Thursday, February 17, 2005

A bomb in Beirut

Two previous posts - here and here

From The Financial Times Magazine, 5 Feb,  'The last fling' by David Gardner (link here)
Since Bashar al-Assad succeeded his father Hafez al-Assad as Syria’s president four years ago, those in charge in Damascus - including Ghazi Kenaan, the military intelligence chief who ran Lebanon for 20 years - appear most interested in the economics of Lebanon.

”This is no more than a giant racket,” says one opposition leader. “Under Hafez al-Assad Syria saw Lebanon as political patrimony to be used in the larger Middle East game. But these people are no longer even interested in the politics.”
...
[Walid] Jumblatt and Hamade’s real crime, however, has been to foster cross-communal unity. Three years ago the Druze leader received the Maronite Patriarch, Cardinal Nasrallah Sfeir, in a historic reconciliation between the two communities that devolved into an alliance between Jumblatt’s parliamentary bloc and the mainstream Christian opposition. That was bad enough from the Syrians’ point of view, but they got really spooked once Hamade became the link-man in the emerging alliance between Hariri’s powerful Sunni bloc and the opposition. As Nayla Moawad, widow of the president who died for doing much the same thing, puts it: “The great taboo for the Syrians is to have any bridge between the communities.”
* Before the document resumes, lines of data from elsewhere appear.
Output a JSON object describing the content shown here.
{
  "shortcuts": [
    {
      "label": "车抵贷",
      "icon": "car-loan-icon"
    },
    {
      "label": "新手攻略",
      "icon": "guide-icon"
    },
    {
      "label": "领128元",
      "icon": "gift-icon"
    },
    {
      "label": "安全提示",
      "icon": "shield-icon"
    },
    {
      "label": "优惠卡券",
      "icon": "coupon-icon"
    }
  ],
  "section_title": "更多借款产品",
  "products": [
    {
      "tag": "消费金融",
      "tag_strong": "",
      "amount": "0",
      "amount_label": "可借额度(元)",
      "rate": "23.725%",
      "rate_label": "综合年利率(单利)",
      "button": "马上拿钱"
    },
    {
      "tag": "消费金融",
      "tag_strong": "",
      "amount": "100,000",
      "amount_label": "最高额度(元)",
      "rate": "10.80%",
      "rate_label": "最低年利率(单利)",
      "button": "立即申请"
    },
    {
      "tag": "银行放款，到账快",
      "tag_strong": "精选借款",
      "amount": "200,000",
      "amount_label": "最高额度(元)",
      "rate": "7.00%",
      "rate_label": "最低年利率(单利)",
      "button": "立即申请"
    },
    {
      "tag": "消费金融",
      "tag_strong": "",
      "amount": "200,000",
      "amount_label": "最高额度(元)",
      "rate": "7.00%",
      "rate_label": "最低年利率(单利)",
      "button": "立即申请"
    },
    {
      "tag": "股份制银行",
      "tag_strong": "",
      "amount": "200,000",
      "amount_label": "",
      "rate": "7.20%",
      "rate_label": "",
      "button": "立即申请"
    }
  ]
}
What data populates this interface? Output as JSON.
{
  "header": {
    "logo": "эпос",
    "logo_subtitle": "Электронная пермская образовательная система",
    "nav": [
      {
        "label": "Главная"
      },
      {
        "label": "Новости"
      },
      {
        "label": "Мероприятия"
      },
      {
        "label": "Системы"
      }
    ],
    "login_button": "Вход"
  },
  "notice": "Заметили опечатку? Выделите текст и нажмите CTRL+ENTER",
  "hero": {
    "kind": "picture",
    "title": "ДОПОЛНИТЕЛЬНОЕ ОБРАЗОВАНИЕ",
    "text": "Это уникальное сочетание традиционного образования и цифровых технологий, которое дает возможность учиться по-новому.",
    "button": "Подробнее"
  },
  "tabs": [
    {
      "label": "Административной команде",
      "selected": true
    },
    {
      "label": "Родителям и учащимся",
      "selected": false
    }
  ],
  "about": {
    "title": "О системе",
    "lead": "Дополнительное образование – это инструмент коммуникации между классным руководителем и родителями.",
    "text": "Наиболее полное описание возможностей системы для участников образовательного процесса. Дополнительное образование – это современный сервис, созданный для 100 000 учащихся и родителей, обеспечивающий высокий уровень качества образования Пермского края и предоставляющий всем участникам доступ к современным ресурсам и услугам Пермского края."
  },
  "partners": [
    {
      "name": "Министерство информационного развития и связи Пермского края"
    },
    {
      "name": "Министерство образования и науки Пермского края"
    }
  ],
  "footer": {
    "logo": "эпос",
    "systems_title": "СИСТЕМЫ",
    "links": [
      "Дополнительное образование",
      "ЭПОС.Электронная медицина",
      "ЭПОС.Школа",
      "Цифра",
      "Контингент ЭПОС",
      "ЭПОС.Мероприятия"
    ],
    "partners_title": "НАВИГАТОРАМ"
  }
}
Four different government and opposition sources, moreover, confirm that the Syrian leadership reacted implacably to Lebanese hostility to its enforced extension of President Lahoud’s mandate. It said it would burn Beirut rather than leave it: “We destroyed the country once and we can do it again - we will never allow ourselves to be pushed out,” was the precise threat.
...
But what ranks as an almost gratuitous act of political vandalism was the way Syria burnt its bridges with France and Jacques Chirac. This relationship, facilitated by Hariri, was Damascus’s only real window on the world. Yet the Ba’athist leadership not only rebuffed insistent French suggestions it withdraw from Lebanon, Assad simply ignored letters from Chirac, including one lobbying for a $700m gas contract that instead went to a little known consortium with ties to the nomenklatura. “This is the inebriation of corruption,” says one person familiar with the details.
This of course was before Monday's events in Beirut shot Lebanon back to the top of the news.

Update (19 Feb)
Comments here.
Guy links to some more weblog commentaries here.Harry's Place has a couple of posts - I have commented on Rounding up the usual suspect.